MSAVE explores fee options
Student groups search for best way to spend clean-energy fees
by N.S. Garcia
The Metropolitan
The $1 per semester student fee designated for renewable energy will
be put to use after contractual bids are collected in early spring.
Members of the Student Advisory Committee to the Auraria Board and Metro
State Active Voices for the Environment, the organization that pushed
for the voluntary fee, said they hope to implement renewable energy at
Auraria as soon as possible.
Several obstacles must be overcome before they can act.
Students from all three institutions approved the student fee last spring
with the understanding that the school would invest and later use clean
and renewable energies to operate the school. Around $40,000 has been
collected in student fees this Fall semester.
UCD SACAB representative Leah Malone said SACAB will examine what options
they would like to pursue and once it’s decided, the school will
move as swiftly as possible to use the money.
“Implementation will be toward the end of Spring 2005,” she
said.
Ghita Carroll, program coordinator for CU-Boulder Environmental Center,
who is also working with SACAB to help evaluate proper usage of the $1
student fee, said she thinks the campus is moving fast considering the
new alternatives available.
She said when CU opted to use renewable energy in 2000, the first campus
nationwide to use student fees for such a thing; they immediately entered
into a contract with Xcel Energy.
The contract, which is set to expire in the spring, says CU will give
Xcel approximately $55,000 a year to invest in wind-powered energy.
Meanwhile, Auraria has several options, including wind and solar power,
that need to be investigated, she said. CU will begin looking into other
ways of using their fee, which is also $1 per student per semester.
Renewing the contract with Xcel is an optionshe said, however, solar
power is also an option, citing the low maintenance and fees surrounding
the operation.
“These are really different times,” Carroll said about the
options available for renewable energy.
Even if Auraria decided to invest all of its clean energy money into
wind power, the school would still need to research and seek bids from
companies they would like to do business with, she said.
Metro student and MSAVE member Mercedes Pollmeier said one option would
be holding the funds until enough money is available to buy solar power.
She said solar power would better serve Auraria because it is cheaper
than natural gas.
While the solar panels may be a large investment at first, Carroll said
there is little upkeep or fees attached. The panels would feed into a
building’s electrical grid and offset the use of natural gas.
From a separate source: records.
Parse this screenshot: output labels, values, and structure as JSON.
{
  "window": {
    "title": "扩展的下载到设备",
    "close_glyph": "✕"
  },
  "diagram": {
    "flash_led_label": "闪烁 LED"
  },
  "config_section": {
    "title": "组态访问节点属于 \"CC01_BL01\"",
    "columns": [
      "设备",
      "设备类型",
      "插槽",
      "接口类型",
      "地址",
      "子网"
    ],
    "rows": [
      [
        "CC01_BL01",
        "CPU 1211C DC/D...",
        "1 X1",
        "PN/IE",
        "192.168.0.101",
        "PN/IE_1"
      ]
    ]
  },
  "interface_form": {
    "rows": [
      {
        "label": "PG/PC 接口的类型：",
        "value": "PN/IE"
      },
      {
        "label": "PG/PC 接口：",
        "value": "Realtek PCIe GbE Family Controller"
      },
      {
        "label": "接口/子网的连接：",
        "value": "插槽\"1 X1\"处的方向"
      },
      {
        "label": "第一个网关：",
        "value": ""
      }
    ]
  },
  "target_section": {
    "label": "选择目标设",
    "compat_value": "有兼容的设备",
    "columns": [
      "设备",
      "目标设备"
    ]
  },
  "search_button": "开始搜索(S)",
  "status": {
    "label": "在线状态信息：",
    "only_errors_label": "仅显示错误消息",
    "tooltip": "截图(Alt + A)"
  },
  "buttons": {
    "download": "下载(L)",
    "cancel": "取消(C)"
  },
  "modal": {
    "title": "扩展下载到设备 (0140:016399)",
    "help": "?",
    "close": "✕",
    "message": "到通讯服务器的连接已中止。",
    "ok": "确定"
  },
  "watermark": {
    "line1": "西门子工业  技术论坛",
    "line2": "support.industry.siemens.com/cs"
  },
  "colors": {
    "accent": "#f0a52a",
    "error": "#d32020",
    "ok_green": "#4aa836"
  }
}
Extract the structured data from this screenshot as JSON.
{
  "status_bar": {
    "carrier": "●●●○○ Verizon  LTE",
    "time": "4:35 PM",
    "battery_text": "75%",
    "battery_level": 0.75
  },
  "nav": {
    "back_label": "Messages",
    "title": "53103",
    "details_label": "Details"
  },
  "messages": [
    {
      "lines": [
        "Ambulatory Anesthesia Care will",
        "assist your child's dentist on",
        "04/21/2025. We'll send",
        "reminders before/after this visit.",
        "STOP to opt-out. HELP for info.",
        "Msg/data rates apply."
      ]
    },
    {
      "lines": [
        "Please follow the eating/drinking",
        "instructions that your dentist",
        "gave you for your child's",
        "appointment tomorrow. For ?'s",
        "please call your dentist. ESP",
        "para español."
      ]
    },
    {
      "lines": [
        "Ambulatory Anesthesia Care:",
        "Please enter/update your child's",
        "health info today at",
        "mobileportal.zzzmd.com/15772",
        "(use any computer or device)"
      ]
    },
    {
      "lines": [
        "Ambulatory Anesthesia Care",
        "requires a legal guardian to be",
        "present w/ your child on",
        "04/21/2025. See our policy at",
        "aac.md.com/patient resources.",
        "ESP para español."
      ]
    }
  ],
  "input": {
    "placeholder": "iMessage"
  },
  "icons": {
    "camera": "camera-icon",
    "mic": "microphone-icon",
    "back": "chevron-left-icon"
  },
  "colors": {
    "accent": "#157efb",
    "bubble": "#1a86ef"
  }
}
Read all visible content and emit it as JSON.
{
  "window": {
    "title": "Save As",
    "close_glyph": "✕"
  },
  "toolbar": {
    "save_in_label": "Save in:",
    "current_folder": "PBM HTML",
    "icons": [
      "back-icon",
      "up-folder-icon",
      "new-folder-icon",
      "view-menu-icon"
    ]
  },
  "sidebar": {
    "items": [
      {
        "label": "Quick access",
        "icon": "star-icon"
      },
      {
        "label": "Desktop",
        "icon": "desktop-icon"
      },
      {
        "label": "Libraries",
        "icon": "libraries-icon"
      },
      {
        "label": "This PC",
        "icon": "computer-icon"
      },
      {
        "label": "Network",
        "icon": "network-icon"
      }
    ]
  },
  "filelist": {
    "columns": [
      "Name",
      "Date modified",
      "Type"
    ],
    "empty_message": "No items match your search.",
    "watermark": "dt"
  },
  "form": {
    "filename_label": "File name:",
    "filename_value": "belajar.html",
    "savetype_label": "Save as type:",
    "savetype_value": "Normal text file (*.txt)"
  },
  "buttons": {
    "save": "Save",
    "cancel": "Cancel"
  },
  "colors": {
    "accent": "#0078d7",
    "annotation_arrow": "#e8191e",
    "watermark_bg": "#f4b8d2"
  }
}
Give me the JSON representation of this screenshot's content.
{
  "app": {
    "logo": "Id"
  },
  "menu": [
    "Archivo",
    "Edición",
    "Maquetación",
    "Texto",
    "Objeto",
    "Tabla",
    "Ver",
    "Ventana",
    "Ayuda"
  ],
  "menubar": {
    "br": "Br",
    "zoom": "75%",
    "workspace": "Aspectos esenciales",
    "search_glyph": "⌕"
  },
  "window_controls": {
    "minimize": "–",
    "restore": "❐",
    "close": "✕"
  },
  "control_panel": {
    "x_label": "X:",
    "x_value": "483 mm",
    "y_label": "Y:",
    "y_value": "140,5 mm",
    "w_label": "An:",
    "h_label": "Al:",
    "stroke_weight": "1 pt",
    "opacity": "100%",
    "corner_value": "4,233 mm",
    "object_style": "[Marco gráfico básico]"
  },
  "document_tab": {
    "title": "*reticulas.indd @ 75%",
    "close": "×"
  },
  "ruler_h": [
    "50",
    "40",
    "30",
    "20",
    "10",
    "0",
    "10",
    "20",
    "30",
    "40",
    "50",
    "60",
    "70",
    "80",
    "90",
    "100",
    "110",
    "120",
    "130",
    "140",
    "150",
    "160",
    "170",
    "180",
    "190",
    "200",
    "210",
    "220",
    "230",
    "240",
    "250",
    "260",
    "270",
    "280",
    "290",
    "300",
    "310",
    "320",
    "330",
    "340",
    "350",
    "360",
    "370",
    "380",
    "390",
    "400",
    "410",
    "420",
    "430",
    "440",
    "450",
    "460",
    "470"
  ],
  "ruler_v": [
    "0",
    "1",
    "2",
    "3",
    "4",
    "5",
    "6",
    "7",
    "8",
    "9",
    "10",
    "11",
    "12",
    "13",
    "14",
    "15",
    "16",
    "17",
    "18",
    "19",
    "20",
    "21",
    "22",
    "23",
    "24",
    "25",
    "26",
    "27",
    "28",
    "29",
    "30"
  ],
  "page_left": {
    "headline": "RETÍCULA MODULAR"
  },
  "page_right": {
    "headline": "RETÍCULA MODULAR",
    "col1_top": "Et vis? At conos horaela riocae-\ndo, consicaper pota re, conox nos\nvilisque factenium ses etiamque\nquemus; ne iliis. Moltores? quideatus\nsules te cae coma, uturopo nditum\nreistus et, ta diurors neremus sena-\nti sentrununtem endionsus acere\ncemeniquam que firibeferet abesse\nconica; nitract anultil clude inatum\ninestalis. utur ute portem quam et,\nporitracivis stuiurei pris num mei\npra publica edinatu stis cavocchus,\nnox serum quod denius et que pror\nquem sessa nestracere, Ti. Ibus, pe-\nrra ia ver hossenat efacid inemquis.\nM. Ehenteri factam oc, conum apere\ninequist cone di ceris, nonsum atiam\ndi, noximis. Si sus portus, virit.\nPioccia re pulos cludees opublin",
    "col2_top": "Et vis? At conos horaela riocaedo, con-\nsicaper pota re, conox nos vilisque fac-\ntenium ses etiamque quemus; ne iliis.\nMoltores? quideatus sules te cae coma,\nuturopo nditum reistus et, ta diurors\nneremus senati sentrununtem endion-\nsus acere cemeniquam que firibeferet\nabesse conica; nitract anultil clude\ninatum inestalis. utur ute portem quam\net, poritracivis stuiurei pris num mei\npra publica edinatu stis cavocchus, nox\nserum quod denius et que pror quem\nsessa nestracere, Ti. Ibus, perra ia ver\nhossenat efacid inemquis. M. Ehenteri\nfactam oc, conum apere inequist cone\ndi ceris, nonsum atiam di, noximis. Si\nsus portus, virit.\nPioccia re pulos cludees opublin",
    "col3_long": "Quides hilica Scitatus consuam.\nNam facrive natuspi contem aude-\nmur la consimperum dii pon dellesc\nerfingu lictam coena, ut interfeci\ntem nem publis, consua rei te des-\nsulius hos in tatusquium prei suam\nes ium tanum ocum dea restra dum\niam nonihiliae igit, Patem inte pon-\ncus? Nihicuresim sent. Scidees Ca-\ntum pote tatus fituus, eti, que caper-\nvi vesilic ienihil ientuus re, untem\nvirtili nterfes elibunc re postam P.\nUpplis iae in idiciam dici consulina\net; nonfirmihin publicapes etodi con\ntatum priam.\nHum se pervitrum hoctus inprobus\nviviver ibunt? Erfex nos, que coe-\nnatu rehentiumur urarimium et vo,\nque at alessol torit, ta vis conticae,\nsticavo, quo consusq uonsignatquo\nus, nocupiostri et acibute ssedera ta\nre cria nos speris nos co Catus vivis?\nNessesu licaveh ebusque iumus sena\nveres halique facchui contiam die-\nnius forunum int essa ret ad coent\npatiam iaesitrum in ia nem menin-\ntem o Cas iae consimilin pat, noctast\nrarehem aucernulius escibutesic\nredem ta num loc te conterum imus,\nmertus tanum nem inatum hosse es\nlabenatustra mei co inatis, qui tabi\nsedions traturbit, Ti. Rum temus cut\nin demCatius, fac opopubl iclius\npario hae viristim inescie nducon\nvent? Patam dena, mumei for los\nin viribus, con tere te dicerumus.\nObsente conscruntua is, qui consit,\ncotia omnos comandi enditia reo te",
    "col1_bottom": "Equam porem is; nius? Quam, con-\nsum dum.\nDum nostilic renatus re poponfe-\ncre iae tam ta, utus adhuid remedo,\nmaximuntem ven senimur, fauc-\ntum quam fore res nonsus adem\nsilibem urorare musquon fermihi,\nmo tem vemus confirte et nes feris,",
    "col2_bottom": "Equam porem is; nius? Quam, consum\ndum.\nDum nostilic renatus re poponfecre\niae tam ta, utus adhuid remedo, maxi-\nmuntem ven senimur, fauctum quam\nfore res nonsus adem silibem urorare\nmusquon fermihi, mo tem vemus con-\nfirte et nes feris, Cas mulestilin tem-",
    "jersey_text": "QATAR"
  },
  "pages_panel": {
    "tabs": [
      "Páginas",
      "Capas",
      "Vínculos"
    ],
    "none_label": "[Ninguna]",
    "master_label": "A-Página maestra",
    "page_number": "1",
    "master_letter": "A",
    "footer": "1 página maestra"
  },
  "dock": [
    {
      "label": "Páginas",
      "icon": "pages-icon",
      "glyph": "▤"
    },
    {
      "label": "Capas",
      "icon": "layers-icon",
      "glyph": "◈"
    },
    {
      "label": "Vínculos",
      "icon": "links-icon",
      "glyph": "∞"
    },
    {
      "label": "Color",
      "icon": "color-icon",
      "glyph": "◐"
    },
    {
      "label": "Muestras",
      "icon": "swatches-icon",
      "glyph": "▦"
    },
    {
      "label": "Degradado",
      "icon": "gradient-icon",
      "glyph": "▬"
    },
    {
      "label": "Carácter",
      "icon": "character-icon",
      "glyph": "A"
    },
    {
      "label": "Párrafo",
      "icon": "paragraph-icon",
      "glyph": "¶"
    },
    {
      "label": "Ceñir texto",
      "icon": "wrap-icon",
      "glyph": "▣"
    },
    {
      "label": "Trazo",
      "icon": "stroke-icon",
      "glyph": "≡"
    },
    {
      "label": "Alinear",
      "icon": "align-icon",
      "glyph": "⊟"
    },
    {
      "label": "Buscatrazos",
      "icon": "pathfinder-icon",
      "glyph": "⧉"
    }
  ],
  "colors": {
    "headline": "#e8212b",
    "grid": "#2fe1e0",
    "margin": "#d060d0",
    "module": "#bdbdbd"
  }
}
Pollmeier also said solar power on campus would serve as a reminder to
students that their fee is being used and that conservation is important.
CU has found other funds to minimally invest in solar power. Currently,
three buildings on the Boulder campus are exclusively solar power.
“Wind (power) is the cheapest,” Pollmeier said. Unlike solar
power, any money used to fund wind power is used by the contracted company
and is fed to a larger generator somewhere in the state.
Carroll was quick to point out the rising cost of gas. She said believes
it’s only going to get higher and renewable energy is a way to counterbalance
the cost for campuses and communities. “As the prices go up the
solar panels will offset some of that cost,” she said.